Editorial Work

Books

How to Decolonize the Feminist and Queer Studies Classroom‍ ‍edited by Atia Sattar, np press 2025.

How to Decolonize the Feminist and Queer Studies Classroom offers educators accessible theoretical frameworks and practical tools to engage and implement decolonial pedagogies in the feminist and queer studies classroom. While recent research on decolonizing pedagogy largely contextualizes and theorizes the need for such work, this volume moves from theory to practice by centering the words, experiences, and efforts of BIPOC bodies in university spaces. It highlights the voices of BIPOC teacher-scholars of feminist and queer studies as they (1) recount lived experiences of theorizing, facilitating, and occupying the classroom as a site of decolonial thought and praxis and (2) share successful pedagogical practices and materials that promote decolonization, challenging the existing culture of academia. The feminist and queer studies classroom is defined broadly, encompassing both classes in Women’s, Gender and Sexuality Studies departments along with those in other disciplines that utilize the inquiries and practices of feminist and queer work.

Academic Journals

“Feminist Visions and Struggles for a Gradeless University,” Feminist Formations, a special issue co-edited by Atia Sattar, Stina Soderling and Man Kaplan.

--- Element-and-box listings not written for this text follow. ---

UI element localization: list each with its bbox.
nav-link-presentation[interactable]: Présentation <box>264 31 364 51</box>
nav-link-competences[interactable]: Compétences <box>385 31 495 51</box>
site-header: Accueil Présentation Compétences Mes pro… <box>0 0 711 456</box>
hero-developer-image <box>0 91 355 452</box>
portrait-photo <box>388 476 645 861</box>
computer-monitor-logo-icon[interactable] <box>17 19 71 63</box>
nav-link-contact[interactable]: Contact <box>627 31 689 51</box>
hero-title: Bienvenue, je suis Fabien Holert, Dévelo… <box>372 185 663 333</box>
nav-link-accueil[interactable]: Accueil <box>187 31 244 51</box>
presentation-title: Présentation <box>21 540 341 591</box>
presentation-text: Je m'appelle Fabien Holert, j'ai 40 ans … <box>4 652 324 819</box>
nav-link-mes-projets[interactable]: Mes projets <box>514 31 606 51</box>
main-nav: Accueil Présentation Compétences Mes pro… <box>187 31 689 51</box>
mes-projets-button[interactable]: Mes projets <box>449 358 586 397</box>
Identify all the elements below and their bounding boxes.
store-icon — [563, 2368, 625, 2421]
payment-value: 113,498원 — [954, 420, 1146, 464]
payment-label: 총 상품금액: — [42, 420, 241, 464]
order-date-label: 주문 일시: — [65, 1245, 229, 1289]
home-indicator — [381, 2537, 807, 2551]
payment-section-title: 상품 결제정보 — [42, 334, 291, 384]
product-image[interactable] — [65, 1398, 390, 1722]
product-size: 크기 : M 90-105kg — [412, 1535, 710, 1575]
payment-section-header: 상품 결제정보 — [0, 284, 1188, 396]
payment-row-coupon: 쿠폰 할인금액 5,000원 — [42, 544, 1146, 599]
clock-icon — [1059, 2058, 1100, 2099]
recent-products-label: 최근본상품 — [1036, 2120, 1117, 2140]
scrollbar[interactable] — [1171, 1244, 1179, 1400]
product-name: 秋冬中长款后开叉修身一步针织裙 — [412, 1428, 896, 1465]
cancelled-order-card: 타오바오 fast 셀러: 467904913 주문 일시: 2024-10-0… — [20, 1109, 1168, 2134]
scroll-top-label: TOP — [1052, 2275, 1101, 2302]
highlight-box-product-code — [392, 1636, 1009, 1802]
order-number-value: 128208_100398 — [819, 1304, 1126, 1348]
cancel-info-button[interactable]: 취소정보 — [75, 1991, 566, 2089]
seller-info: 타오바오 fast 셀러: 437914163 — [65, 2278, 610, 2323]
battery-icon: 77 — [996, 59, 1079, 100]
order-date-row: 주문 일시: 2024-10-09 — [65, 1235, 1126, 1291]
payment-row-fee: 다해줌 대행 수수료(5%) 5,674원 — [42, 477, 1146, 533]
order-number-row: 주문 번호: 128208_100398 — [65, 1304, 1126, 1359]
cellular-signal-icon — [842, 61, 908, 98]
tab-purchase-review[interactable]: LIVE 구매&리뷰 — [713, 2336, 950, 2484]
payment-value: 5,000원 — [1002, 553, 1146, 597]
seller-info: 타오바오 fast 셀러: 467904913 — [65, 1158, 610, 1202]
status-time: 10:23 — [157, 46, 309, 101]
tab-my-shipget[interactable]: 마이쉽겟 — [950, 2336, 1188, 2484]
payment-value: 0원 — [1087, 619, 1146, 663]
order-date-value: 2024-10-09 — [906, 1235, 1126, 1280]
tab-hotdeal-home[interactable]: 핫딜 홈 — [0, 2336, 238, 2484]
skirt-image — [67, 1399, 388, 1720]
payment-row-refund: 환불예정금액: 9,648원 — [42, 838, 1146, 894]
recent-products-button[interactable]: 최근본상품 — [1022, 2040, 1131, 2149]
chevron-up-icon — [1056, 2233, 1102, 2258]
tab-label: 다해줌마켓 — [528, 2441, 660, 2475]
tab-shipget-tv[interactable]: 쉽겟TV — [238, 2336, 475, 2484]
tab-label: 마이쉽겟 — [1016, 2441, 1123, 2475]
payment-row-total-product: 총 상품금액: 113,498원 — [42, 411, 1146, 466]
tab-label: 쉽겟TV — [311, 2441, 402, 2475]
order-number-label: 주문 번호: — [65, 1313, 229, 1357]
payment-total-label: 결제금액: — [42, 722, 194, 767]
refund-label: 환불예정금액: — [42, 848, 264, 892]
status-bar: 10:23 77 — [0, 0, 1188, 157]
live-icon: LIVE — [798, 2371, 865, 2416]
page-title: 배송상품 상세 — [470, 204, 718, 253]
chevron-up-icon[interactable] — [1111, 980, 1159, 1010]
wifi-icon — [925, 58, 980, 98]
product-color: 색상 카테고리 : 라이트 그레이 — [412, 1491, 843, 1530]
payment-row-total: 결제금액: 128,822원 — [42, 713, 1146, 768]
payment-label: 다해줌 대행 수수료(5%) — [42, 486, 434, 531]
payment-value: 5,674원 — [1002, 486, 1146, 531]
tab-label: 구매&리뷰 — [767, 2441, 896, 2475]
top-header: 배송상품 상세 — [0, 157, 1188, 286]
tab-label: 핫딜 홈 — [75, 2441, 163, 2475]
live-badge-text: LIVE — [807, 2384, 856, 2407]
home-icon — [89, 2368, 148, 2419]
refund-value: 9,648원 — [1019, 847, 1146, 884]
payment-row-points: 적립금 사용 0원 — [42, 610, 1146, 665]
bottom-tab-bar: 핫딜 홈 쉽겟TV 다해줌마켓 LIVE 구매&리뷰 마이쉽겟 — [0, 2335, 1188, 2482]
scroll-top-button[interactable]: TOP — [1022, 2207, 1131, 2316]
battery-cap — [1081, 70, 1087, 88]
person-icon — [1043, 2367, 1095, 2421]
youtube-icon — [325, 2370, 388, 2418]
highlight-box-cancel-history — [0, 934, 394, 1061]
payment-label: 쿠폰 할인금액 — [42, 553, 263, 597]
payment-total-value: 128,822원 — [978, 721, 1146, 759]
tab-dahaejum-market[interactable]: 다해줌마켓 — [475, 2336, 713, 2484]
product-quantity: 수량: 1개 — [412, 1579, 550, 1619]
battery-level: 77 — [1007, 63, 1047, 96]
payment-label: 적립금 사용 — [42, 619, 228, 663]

,This special issue of Feminist Formations aims to stitch together a practical and theoretical foundation from which to imagine and facilitate feminist futures for higher education. The issue will critically engage with the academic culture of grading and grading practices from a range of intersectional feminist perspectives, particularly focusing on how a feminist pedagogical lens can draw attention to the social and institutional structures that grades function within, including but not limited to the colonial origins of the education system; racism and ableism in assessment; and the gendered care work of feminist education. Our call for papers invited contributions that not only confront grading as a material and institutional framework inimical to feminist pedagogy but also imagine the converse: alternative forms of assessment capable of structuring feminist institutions of higher education. Submissions are currently under review, and the issue will be out in 2026.